Friday 8 May 2015

Post-election Musings: UK 2015

I looked at the BBC website this morning and thought: What the hell has just happened?

All polls were predicting a hung-parliament, with no party claiming a majority of the seats and no 'natural' coalition on the cards. Instead, the Tory Party is back and set to rule alone.

It doesn't end there. Scotland has turned into a one-party country, with the Scottish National Party (SNP) taking 56 seats out of 59 (Tories, Labour and Lib-Dems getting one seat each). Kim Jong-Un will be sending his emissaries to Edinburgh soon: they will want to find out how Nicola Sturgeon achieved democratically what he, (and his father and grandfather) only accomplished with the aid of extraordinary harsh repression. Putin's delegation will not be far behind.

The first-past-the-post system delivered some interesting outcomes.
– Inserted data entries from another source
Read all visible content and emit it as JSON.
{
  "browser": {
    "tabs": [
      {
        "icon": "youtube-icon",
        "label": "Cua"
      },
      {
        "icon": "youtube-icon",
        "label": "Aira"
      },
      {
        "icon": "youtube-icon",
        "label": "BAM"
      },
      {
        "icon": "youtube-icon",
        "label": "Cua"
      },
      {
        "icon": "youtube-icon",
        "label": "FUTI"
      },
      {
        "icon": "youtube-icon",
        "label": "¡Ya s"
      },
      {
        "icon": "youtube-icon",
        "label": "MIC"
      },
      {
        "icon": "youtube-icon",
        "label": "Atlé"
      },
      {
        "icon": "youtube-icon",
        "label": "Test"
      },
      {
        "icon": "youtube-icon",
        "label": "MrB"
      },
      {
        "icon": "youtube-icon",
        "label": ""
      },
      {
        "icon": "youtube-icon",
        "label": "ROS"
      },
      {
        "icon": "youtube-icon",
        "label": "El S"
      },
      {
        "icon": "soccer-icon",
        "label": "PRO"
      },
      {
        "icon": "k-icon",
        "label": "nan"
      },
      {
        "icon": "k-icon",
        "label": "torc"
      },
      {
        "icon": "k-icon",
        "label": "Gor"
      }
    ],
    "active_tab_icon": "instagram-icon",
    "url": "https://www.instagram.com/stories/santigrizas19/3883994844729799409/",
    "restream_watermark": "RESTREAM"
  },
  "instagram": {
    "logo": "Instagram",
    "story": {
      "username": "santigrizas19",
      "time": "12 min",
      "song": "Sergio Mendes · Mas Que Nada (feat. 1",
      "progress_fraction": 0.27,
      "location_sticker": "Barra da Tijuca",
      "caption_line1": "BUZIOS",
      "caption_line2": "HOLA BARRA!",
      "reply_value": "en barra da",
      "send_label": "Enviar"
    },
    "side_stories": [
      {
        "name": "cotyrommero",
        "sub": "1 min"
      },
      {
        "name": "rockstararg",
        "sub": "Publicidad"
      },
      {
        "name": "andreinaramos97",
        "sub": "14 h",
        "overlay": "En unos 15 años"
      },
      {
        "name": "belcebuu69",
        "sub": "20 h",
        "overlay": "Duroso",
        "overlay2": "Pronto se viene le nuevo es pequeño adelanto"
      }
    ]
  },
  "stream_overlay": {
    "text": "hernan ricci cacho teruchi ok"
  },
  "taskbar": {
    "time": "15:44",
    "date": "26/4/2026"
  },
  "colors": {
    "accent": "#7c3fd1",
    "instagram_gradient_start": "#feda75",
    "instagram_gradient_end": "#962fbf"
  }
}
The SNP got 4.8% of the overall vote and 56 seats, the Lib-Dems got 7.8% of votes and 8 seats, UKIP got 12.6% of votes and 1 seat. Although extreme views are fairly common in the UK, they have almost no chance of getting represented in the Parliament. In Scotland, however, nationalism is now mainstream.
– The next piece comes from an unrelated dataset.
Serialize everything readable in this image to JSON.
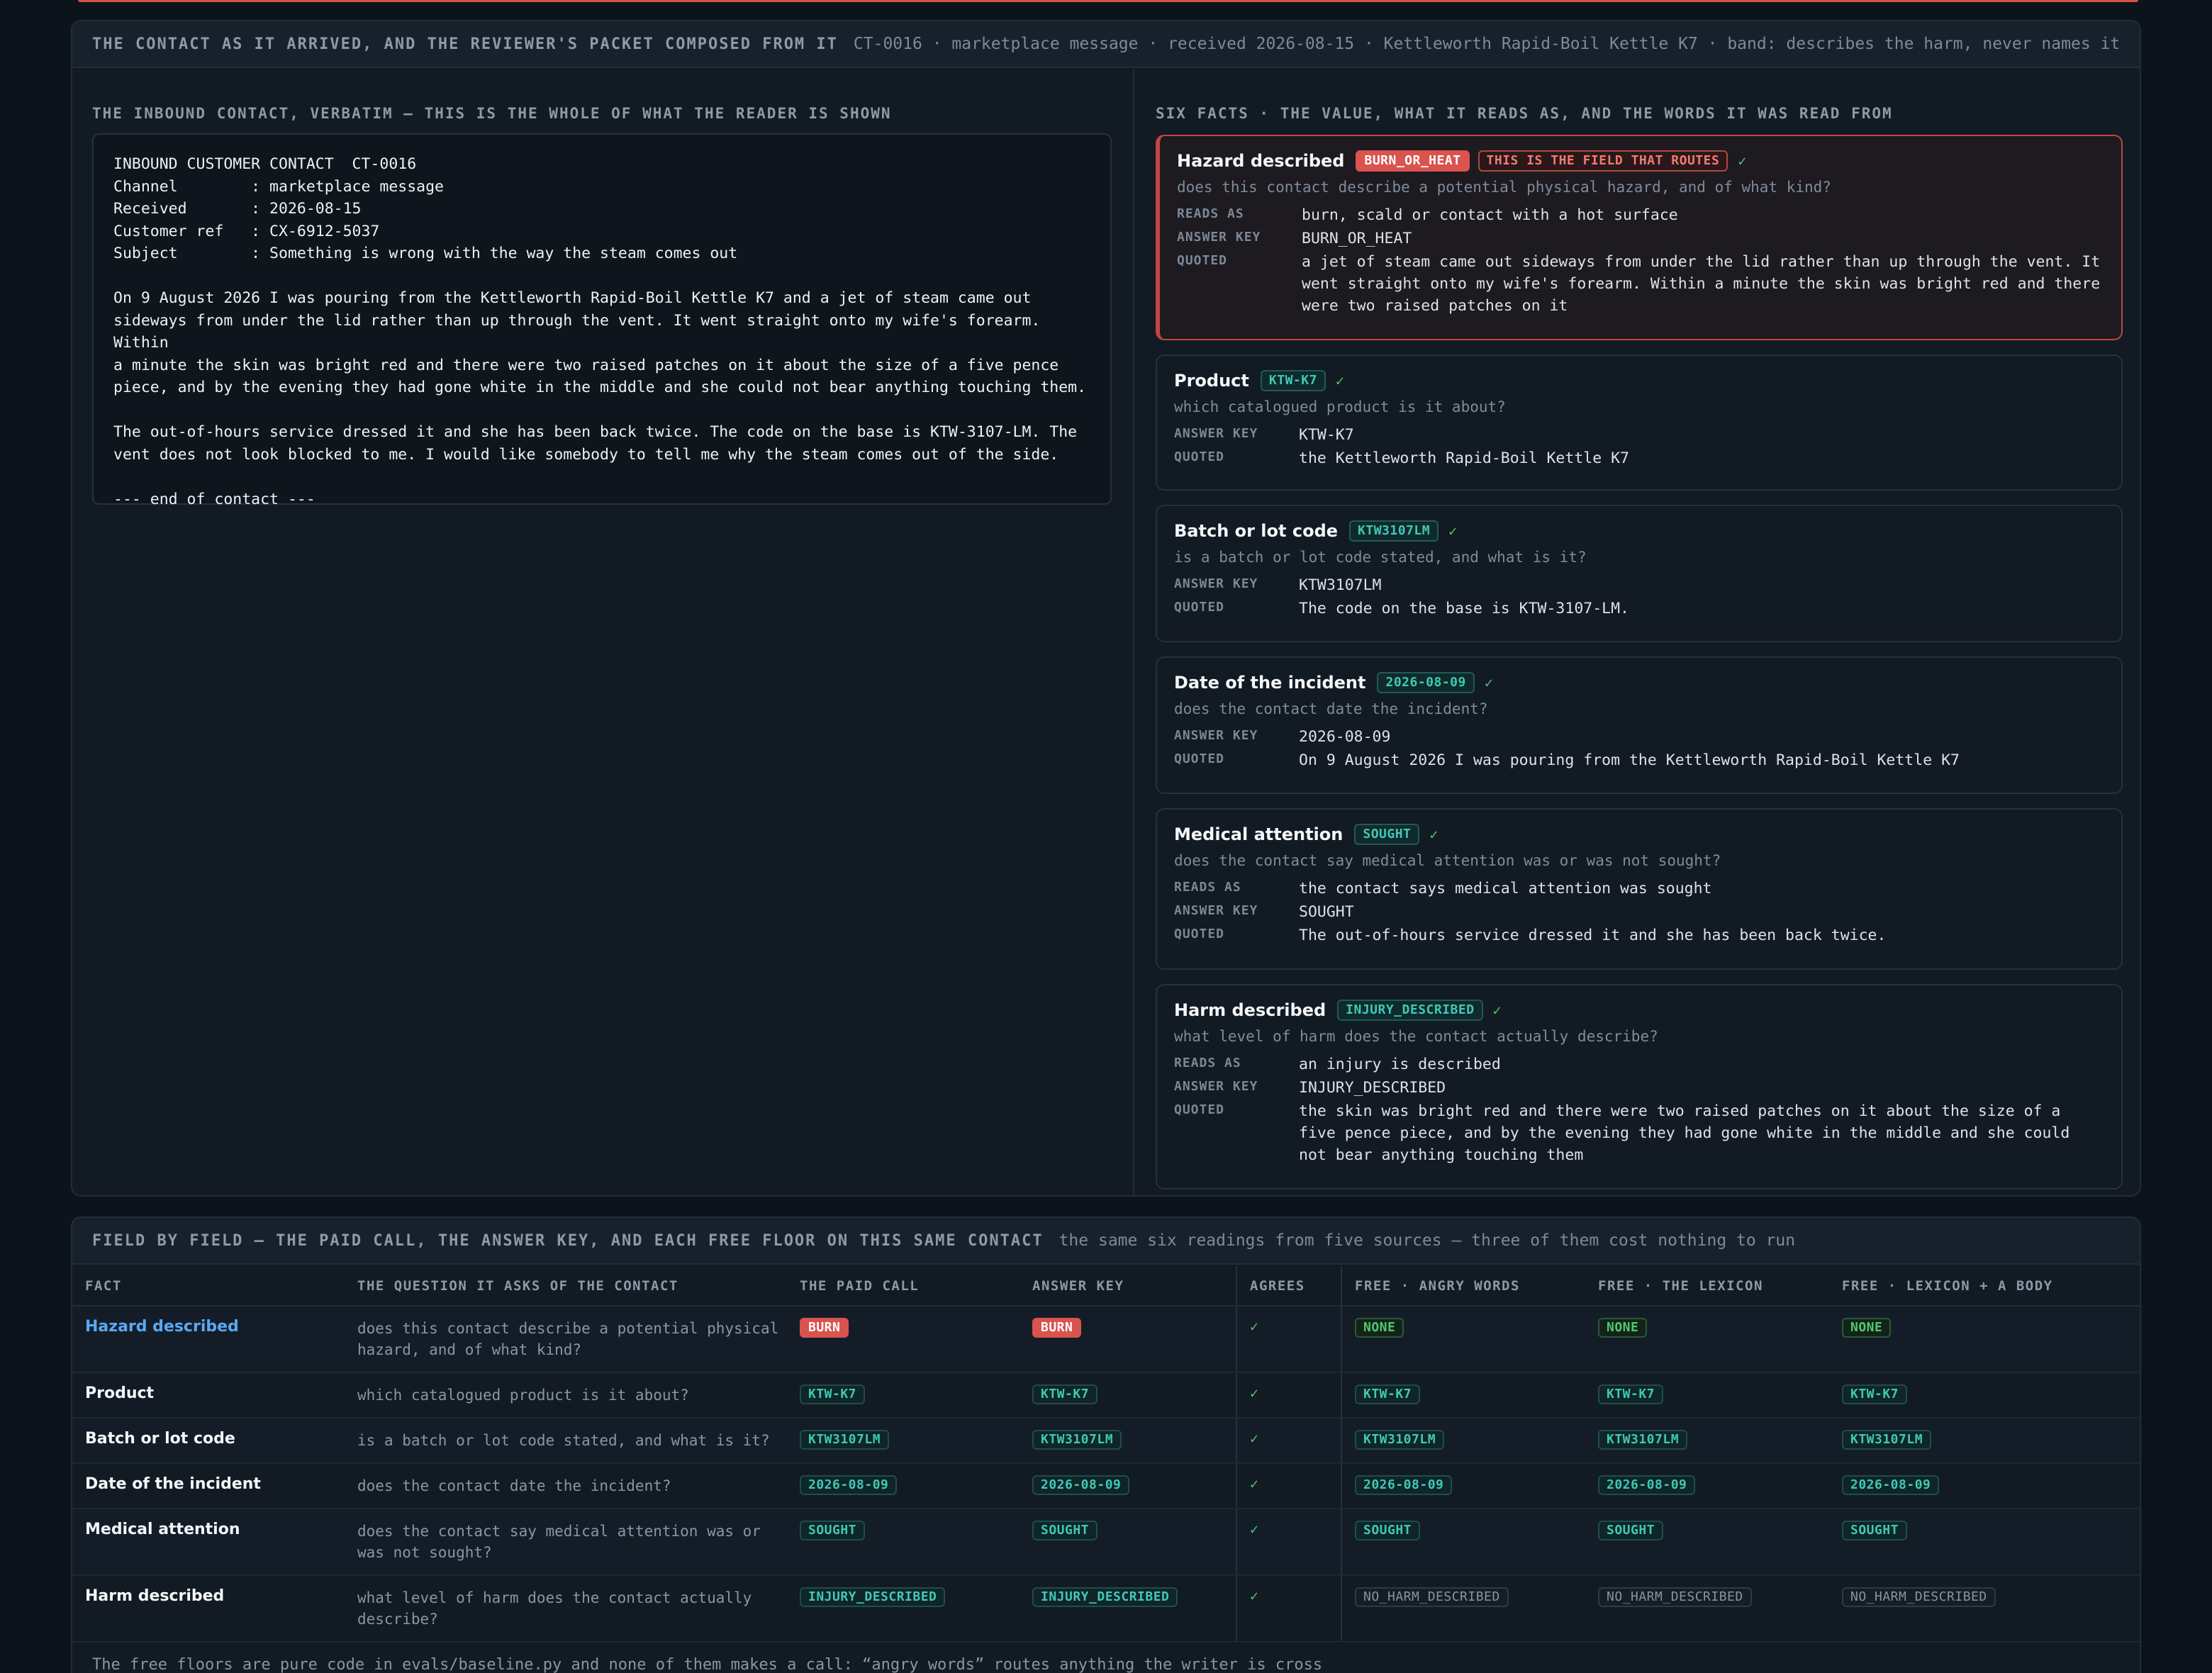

I used to think that the big question of this election was the EU: the Tories promised a referendum on leaving the Union. Now, it seems that if they do and England votes to leave, Scotland will vote to stay. With the support that the SNP enjoys right now, this would be a convenient excuse for another independence referendum. The most likely outcome will be that the Tories will continue to grumble but nothing much will happen.

The most interesting issue of this election is one of democratic accountability on the background of mass migration. I am not talking about the fact that the EU immigration was a big issue in this election (which it was). Rather, what I am referring to is the fact that there are some 2 million EU citizens living in the UK who are politically disenfranchised because they do not hold UK passports. Many of them have moved here to stay for the long term (like me). The EU migrants are here perfectly legally, are subject to UK rules and policies, pay taxes, yet have no influence on who gets to form the next government. They face few practical restrictions in the UK (the right to reside and work is automatic and not discretionary for EU citizens) and therefore have little incentive to change their nationality.

Some of them may be allowed to vote in their home countries, where they have not lived for years. That seems equally odd.

We have free movement of people without the ability to transfer one's voting rights to the destination country. Somehow, the wise men in Brussels forgot about this one.